I stood slowly, facing Alex and his hammer with nothing but my fists. Make that one fist—pain was shooting through my right wrist again, thanks to my vault off the countertop. “He’s not spying, Alex.” I tried to sound calm and confident, but I was unarmed and in enemy territory.
“Yeah, and you’re proof of that, right?” Alex sneered. “That he’s not spying for your dad?”
“I’m here for moral support.” I stepped to the side, drawing his focus from Jace as I edged my way closer to the knife I’d left on the countertop. “He didn’t want to come here alone. In case this happened.” I gestured to the entire room with my right arm, glad my jacket hid my wrist brace, concealing my weakness.
“And you were what? Hiding in his trunk?”
But before I could answer, Jace stirred on my right, gingerly rubbing his head. “Faythe? What the hell are you doing here?”
Great.

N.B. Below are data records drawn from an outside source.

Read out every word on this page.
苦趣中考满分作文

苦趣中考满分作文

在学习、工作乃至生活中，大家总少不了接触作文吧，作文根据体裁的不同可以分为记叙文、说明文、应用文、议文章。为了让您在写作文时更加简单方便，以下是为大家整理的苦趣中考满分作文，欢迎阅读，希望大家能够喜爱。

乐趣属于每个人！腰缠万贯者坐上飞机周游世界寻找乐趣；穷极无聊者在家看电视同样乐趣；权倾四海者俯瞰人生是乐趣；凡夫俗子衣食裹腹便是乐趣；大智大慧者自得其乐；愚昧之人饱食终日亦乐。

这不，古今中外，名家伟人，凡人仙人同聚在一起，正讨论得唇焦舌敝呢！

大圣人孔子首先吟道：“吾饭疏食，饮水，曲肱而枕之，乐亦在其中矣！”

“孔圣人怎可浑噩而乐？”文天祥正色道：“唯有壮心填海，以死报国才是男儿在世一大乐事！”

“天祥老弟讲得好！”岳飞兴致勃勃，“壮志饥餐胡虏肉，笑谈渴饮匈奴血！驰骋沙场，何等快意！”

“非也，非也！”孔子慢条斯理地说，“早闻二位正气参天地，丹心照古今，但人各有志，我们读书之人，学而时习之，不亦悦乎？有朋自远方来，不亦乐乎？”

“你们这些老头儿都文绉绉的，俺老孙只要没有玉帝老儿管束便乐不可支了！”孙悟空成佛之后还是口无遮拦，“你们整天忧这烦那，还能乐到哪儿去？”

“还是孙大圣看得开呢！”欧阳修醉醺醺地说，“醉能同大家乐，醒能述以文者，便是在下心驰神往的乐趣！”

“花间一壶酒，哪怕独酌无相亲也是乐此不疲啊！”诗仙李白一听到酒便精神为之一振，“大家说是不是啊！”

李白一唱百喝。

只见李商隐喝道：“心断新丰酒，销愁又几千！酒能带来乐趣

There went my half-assed cover story.
“Rescuing you,” I hissed, shivering in the draft from the open back door.
Alex laughed and gestured with the hammer. “And doing a fine job of it. Now, if you’ll sit pretty while I call my dad, I promise we won’t hurt you. My father’s going to be almost as happy to see you as I am.”

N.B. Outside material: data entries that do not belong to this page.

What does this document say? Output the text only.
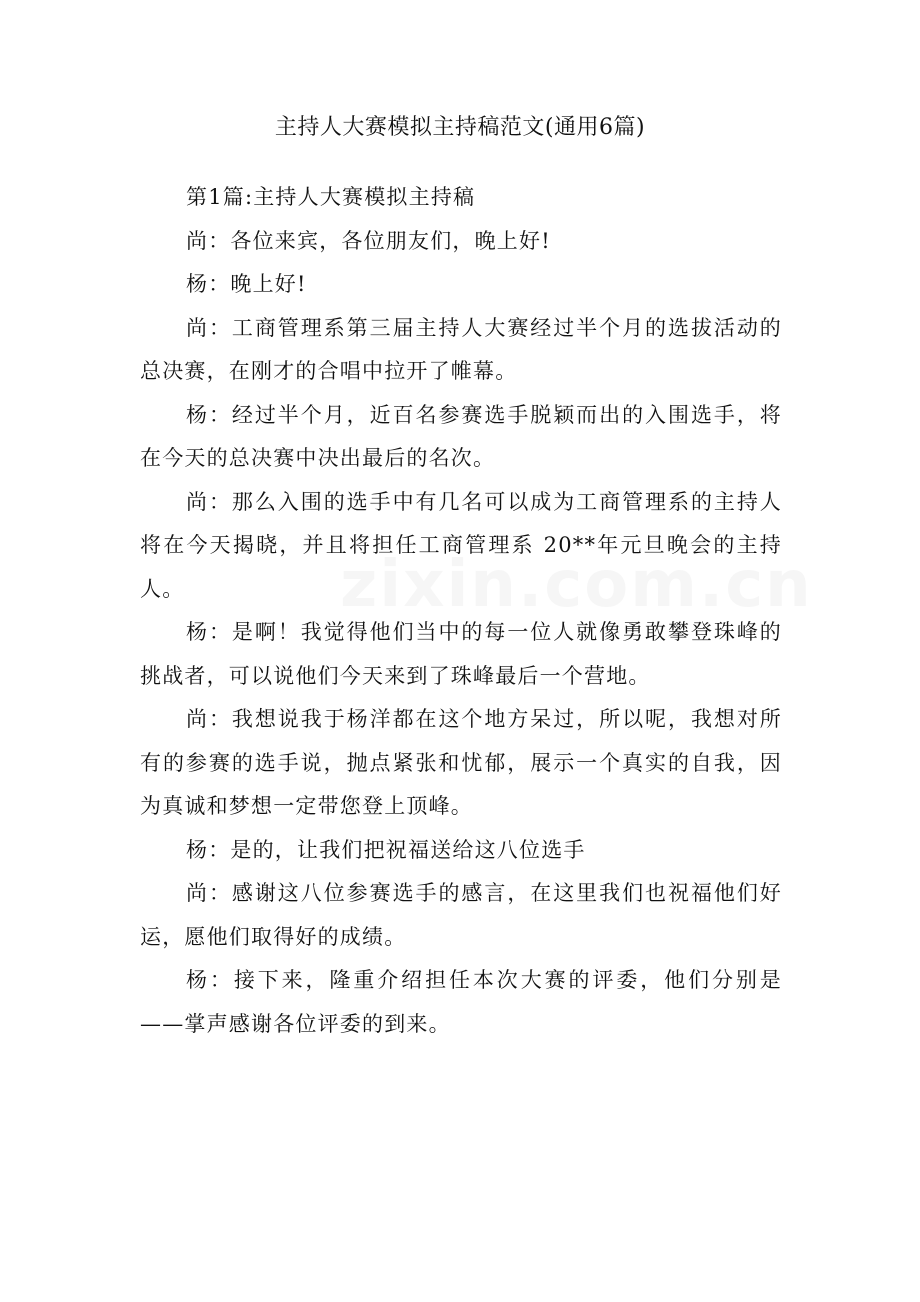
主持人大赛模拟主持稿范文(通用6篇)

第1篇:主持人大赛模拟主持稿

尚：各位来宾，各位朋友们，晚上好!

杨：晚上好!

尚：工商管理系第三届主持人大赛经过半个月的选拔活动的总决赛，在刚才的合唱中拉开了帷幕。

杨：经过半个月，近百名参赛选手脱颖而出的入围选手，将在今天的总决赛中决出最后的名次。

尚：那么入围的选手中有几名可以成为工商管理系的主持人将在今天揭晓，并且将担任工商管理系 20**年元旦晚会的主持人。

杨：是啊！我觉得他们当中的每一位人就像勇敢攀登珠峰的挑战者，可以说他们今天来到了珠峰最后一个营地。

尚：我想说我于杨洋都在这个地方呆过，所以呢，我想对所有的参赛的选手说，抛点紧张和忧郁，展示一个真实的自我，因为真诚和梦想一定带您登上顶峰。

杨：是的，让我们把祝福送给这八位选手

尚：感谢这八位参赛选手的感言，在这里我们也祝福他们好运，愿他们取得好的成绩。

杨：接下来，隆重介绍担任本次大赛的评委，他们分别是——掌声感谢各位评委的到来。

zixin.com.cn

I raised one brow. “Why don’t you sit down and shut up, and I’ll promise not to kick your face in on my way out the door?”
Alex’s gaze flicked to my left. I turned as a blur of motion raced toward me from an open doorway. I barely had time to gasp. Pain gripped my neck, squeezing. My body slammed into the wall. Fresh pain shot down my spine and whipped around my head. Air exploded from my lungs in one violent rush.
I couldn’t breathe past the hand tightening around my throat, pinning me to the wall. My feet dangled above the floor. My head spun. The blurred face in front of me wouldn’t come into focus. Without air, I couldn’t identify my attacker’s scent.
I clawed at the hand, raking it with my nails. My mouth sucked uselessly at the air. I kicked aimlessly, my boots slamming into his legs over and over, to no avail. My blurry vision darkened. My throat felt thick and useless. My ears rang. The pressure in my head made it feel huge.